The resulting program theory, although provocative, has not been empirically tested and requires further investigation. Assertions of the theory may be tested individually (Which type of provisional self is likely to be adapted? What program components best facilitate the experimentation of various identities?), or assertions may be evaluated as indicators of overarching program success (Can we correlate long-term success of graduates with self-identification as a clinician scientist?). Further testing of this theory would necessitate data from all or most program graduates (as opposed to the 21 graduates whose outcomes we studied for this work).
This program evaluation approach has implications for future program assessment and development efforts. The CCHCSP's logic model has been modified to include identity as a physician–scientist as an outcome.

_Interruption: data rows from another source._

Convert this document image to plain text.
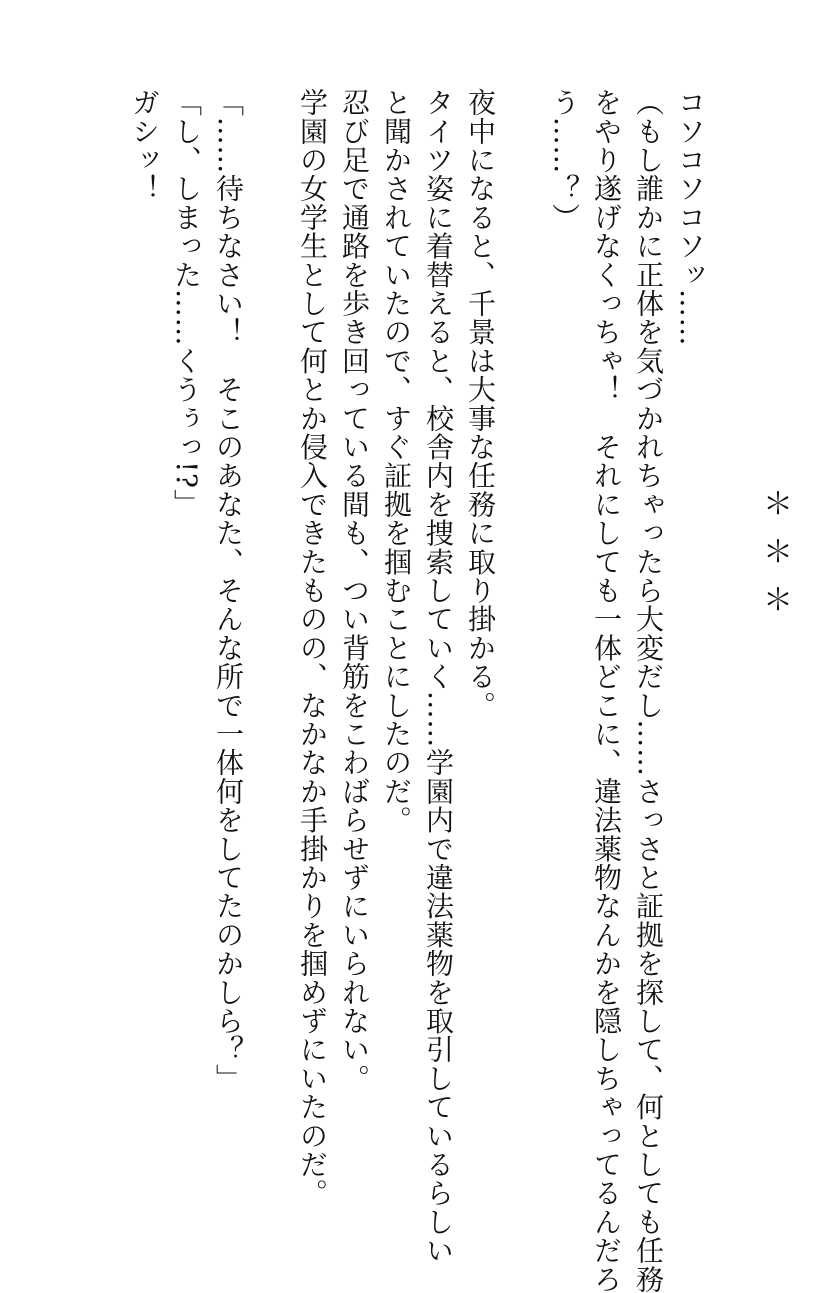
＊＊＊
コソコソコソッ……
（もし誰かに正体を気づかれちゃったら大変だし……さっさと証拠を探して、何としても任務
をやり遂げなくっちゃ！　それにしても一体どこに、違法薬物なんかを隠しちゃってるんだろ
う……？）
夜中になると、千景は大事な任務に取り掛かる。
タイツ姿に着替えると、校舎内を捜索していく……学園内で違法薬物を取引しているらしい
と聞かされていたので、すぐ証拠を掴むことにしたのだ。
忍び足で通路を歩き回っている間も、つい背筋をこわばらせずにいられない。
学園の女学生として何とか侵入できたものの、なかなか手掛かりを掴めずにいたのだ。
「……待ちなさい！　そこのあなた、そんな所で一体何をしてたのかしら？」
「し、しまった……くうぅっ!?」
ガシッ！
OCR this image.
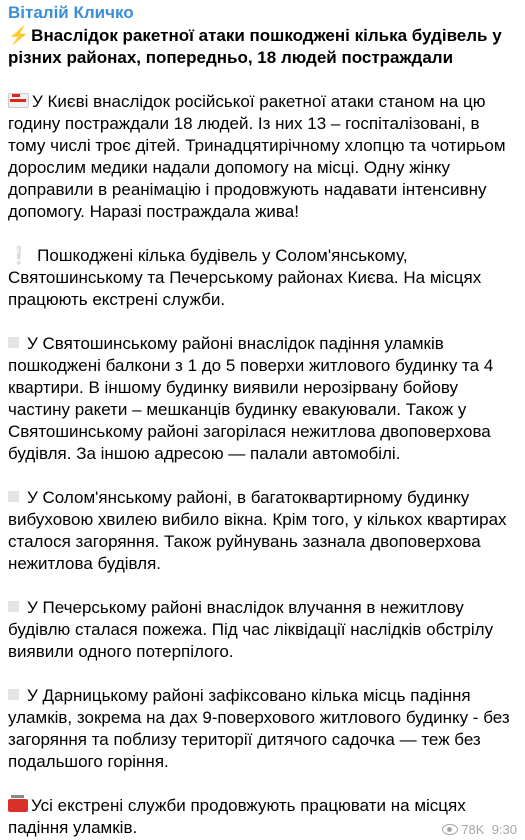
Віталій Кличко
⚡ Внаслідок ракетної атаки пошкоджені кілька будівель у різних районах, попередньо, 18 людей постраждали
У Києві внаслідок російської ракетної атаки станом на цю годину постраждали 18 людей. Із них 13 – госпіталізовані, в тому числі троє дітей. Тринадцятирічному хлопцю та чотирьом дорослим медики надали допомогу на місці. Одну жінку доправили в реанімацію і продовжують надавати інтенсивну допомогу. Наразі постраждала жива!
❕ Пошкоджені кілька будівель у Солом'янському, Святошинському та Печерському районах Києва. На місцях працюють екстрені служби.
У Святошинському районі внаслідок падіння уламків пошкоджені балкони з 1 до 5 поверхи житлового будинку та 4 квартири. В іншому будинку виявили нерозірвану бойову частину ракети – мешканців будинку евакуювали. Також у Святошинському районі загорілася нежитлова двоповерхова будівля. За іншою адресою — палали автомобілі.
У Солом'янському районі, в багатоквартирному будинку вибуховою хвилею вибило вікна. Крім того, у кількох квартирах сталося загоряння. Також руйнувань зазнала двоповерхова нежитлова будівля.
У Печерському районі внаслідок влучання в нежитлову будівлю сталася пожежа. Під час ліквідації наслідків обстрілу виявили одного потерпілого.
У Дарницькому районі зафіксовано кілька місць падіння уламків, зокрема на дах 9-поверхового житлового будинку - без загоряння та поблизу території дитячого садочка — теж без подальшого горіння.
Усі екстрені служби продовжують працювати на місцях падіння уламків.	78K 9:30
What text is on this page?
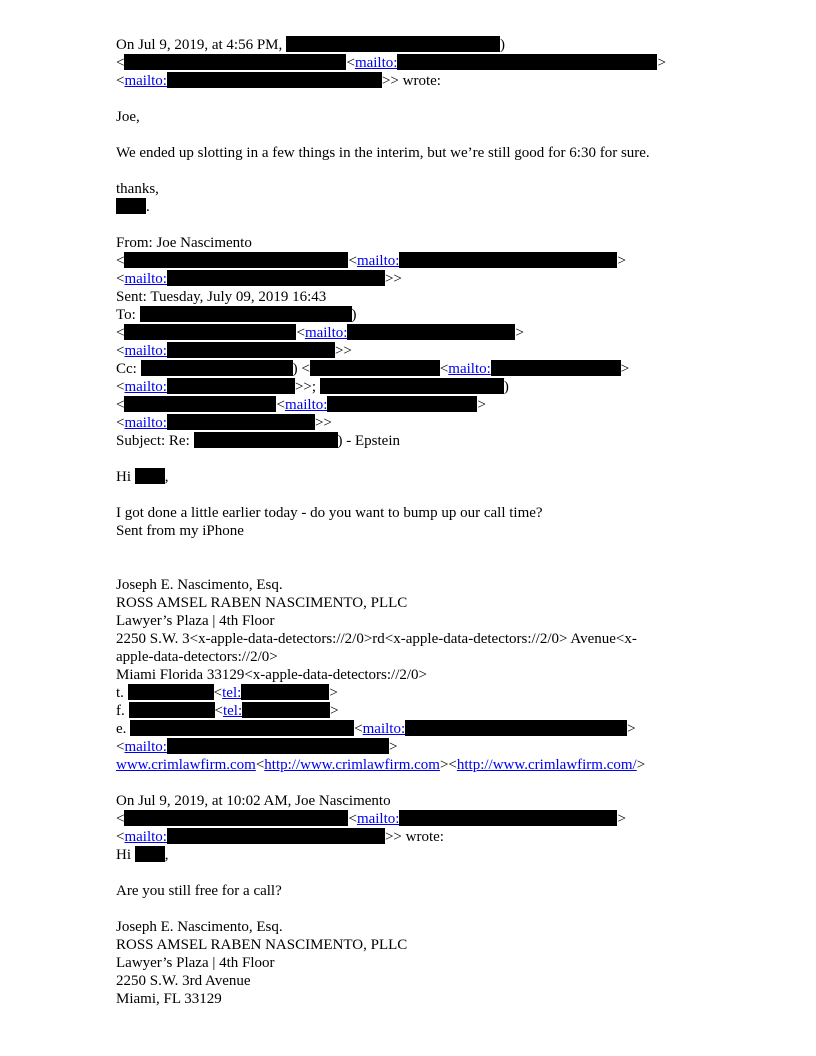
On Jul 9, 2019, at 4:56 PM,	)
<	<mailto:	>
<mailto:	>> wrote:
Joe,
We ended up slotting in a few things in the interim, but we’re still good for 6:30 for sure.
thanks,
.
From: Joe Nascimento
<	<mailto:	>
<mailto:	>>
Sent: Tuesday, July 09, 2019 16:43
To:	)
<	<mailto:	>
<mailto:	>>
Cc:	) <	<mailto:	>
<mailto:	>>;	)
<	<mailto:	>
<mailto:	>>
Subject: Re:	) - Epstein
Hi ,
I got done a little earlier today - do you want to bump up our call time?
Sent from my iPhone
Joseph E. Nascimento, Esq.
ROSS AMSEL RABEN NASCIMENTO, PLLC
Lawyer’s Plaza | 4th Floor
2250 S.W. 3<x-apple-data-detectors://2/0>rd<x-apple-data-detectors://2/0> Avenue<x-
apple-data-detectors://2/0>
Miami Florida 33129<x-apple-data-detectors://2/0>
t.	<tel:	>
f.	<tel:	>
e.	<mailto:	>
<mailto:	>
www.crimlawfirm.com<http://www.crimlawfirm.com><http://www.crimlawfirm.com/>
On Jul 9, 2019, at 10:02 AM, Joe Nascimento
<	<mailto:	>
<mailto:	>> wrote:
Hi ,
Are you still free for a call?
Joseph E. Nascimento, Esq.
ROSS AMSEL RABEN NASCIMENTO, PLLC
Lawyer’s Plaza | 4th Floor
2250 S.W. 3rd Avenue
Miami, FL 33129
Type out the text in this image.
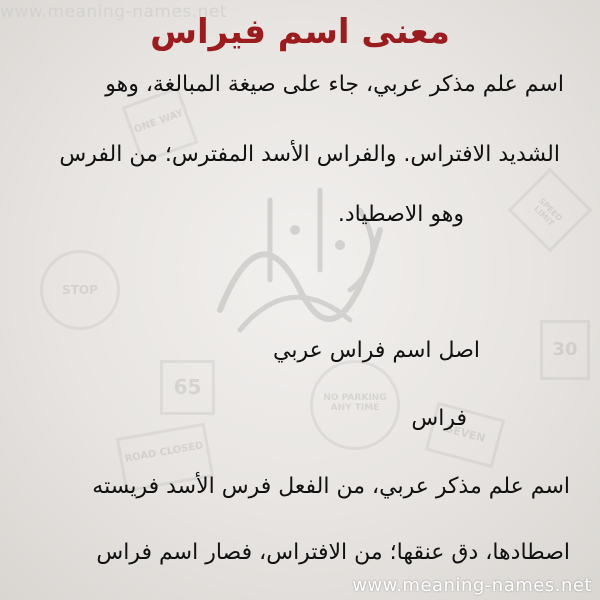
ONE WAY
STOP
65
ROAD CLOSED
NO PARKING ANY TIME
SEVEN
30
SPEED LIMIT
www.meaning-names.net
معنى اسم فيراس
اسم علم مذكر عربي، جاء على صيغة المبالغة، وهو
الشديد الافتراس. والفراس الأسد المفترس؛ من الفرس
وهو الاصطياد.
اصل اسم فراس عربي
فراس
اسم علم مذكر عربي، من الفعل فرس الأسد فريسته
اصطادها، دق عنقها؛ من الافتراس، فصار اسم فراس
www.meaning-names.net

Further testing of the program's theory will have implications for the development of future program components. Some program components (i.e., the mini-symposia or national symposia) may be critical to the testing of provisional selves as they enable or foster mentoring relationships (as opposed to the online modules, which provide technical knowledge of research but do not influence the professional identity process). This knowledge may affect how program developers construct subsequent program modules.
As program developers and evaluators, we learned three key lessons through this process. First, the development of a program's logic model is part of sound program planning and evaluation. A small but worthwhile investment, it brings knowledge of the program to its key stakeholders and should be created at the outset. Second, the articulation of a program's theory provides a greater understanding of how the program brings about not only predetermined and intended outcomes but also unintended or emergent outcomes. Articulating the underlying theory is vital to program improvement and knowledge generation. Finally, the ability of program developers to bring both an open-ended level of inquiry and a readiness to integrate the right people and perspectives (e.g., theories, including those from the literature of other fields) leads to new hypotheses and research in educational programming.
This work was supported by a Canada Institutes of Health Research Strategic Training Initiative in Health Research grant (to N.D.R.) and by a Canada Research Chair (to N.D.R.). The authors would like to thank Canadian Child Health Clinician Scientist Program trainees and mentors for their engagement in the program.
Funding for the Canadian Child Health Clinician Scientist Program (CCHCSP) was provided the Canadian Institutes of Health Research, the Sick Kids Foundation, the British Columbia Children's Hospital Foundation, the Women's and Children's Health Research Institute (Edmonton), and the Manitoba Institute of Child Health.
Ethical approval was sought and obtained from the Hospital for Sick Children.
This paper was presented at the Association of Medical Education in Europe annual meeting in September 2010 in Glasgow, Scotland.